I'm having some trouble with this part. Defining the tensor $\epsilon_{\mu_1 \dots \mu_{11}} = \sqrt{-g} [\mu_1 \dots \mu_{11}]$ such that the volume element is $\boldsymbol{\epsilon} = \epsilon_{1\dots 11} d^{11}x = \sqrt{-g} d^{11} x$, \begin{align*}
\int {\star G} \wedge d(\delta C) &= \int d^{11}x \dfrac{11!}{4! 7!} (\star G)_{[1\dots 7} d(\delta C)_{8\dots 11]} \\

&= \int d^{11}x \dfrac{11!}{4! 7!} \dfrac{1}{7!} \epsilon_{[1\dots 7| \alpha \beta \gamma \delta} G^{\alpha \beta \gamma \delta} (d\delta C)_{|8\dots 11]}
\end{align*}I'm not sure if there's an identity I could use to tidy up the antisymmetrisation?

 

[samalkhaiat]

I'm having some trouble with this part. Defining the tensor $\epsilon_{\mu_1 \dots \mu_{11}} = \sqrt{-g} [\mu_1 \dots \mu_{11}]$ such that the volume element is $\boldsymbol{\epsilon} = \epsilon_{1\dots 11} d^{11}x = \sqrt{-g} d^{11} x$, \begin{align*}
\int {\star G} \wedge d(\delta C) &= \int d^{11}x \dfrac{11!}{4! 7!} (\star G)_{[1\dots 7} d(\delta C)_{8\dots 11]} \\

&= \int d^{11}x \dfrac{11!}{4! 7!} \dfrac{1}{7!} \epsilon_{[1\dots 7| \alpha \beta \gamma \delta} G^{\alpha \beta \gamma \delta} (d\delta C)_{|8\dots 11]}
\end{align*}I'm not sure if there's an identity I could use to tidy up the antisymmetrisation?
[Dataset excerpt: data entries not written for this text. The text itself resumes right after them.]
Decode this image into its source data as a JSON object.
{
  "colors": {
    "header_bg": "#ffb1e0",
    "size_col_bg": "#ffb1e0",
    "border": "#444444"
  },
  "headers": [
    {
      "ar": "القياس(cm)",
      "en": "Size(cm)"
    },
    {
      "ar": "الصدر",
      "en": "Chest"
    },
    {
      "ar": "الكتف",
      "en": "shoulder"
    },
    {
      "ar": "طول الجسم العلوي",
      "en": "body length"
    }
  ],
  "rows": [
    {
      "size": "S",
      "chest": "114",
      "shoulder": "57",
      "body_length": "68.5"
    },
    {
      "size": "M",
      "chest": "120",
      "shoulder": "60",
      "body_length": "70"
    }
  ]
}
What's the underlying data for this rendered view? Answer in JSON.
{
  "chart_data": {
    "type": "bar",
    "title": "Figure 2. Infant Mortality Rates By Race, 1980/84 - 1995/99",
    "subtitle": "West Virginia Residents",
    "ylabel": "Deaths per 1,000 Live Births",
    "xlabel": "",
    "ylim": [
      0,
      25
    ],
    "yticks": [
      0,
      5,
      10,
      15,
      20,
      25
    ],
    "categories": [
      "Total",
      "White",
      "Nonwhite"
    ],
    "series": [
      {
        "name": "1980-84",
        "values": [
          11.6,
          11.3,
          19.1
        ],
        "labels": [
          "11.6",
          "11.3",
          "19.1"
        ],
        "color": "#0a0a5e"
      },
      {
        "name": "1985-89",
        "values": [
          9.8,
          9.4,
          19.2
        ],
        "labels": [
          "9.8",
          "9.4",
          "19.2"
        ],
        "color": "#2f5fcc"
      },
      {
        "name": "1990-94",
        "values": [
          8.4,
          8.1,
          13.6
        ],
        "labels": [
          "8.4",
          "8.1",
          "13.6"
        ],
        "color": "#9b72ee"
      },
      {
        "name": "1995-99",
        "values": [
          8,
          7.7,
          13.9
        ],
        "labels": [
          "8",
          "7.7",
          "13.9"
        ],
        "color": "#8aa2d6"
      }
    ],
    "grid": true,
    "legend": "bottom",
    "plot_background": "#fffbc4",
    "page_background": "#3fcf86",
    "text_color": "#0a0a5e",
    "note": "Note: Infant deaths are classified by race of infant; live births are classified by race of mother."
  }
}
That mess does not take you anywhere. The proof of following identity can be found in many textbooks $$\alpha \wedge \star \beta = \beta \wedge \star \alpha = (\alpha , \beta) \ \epsilon ,$$ where $$(\alpha , \beta) (x) = \frac{1}{p!} \alpha_{\mu_{1} \cdots \mu_{p}}(x) \beta^{\mu_{1} \cdots \mu_{p}}(x) ,$$$$\epsilon (x) = \sqrt{-g(x)} dx^{0} \wedge \cdots \wedge dx^{n-1} \equiv \sqrt{-g(x)} \ d^{n}x .$$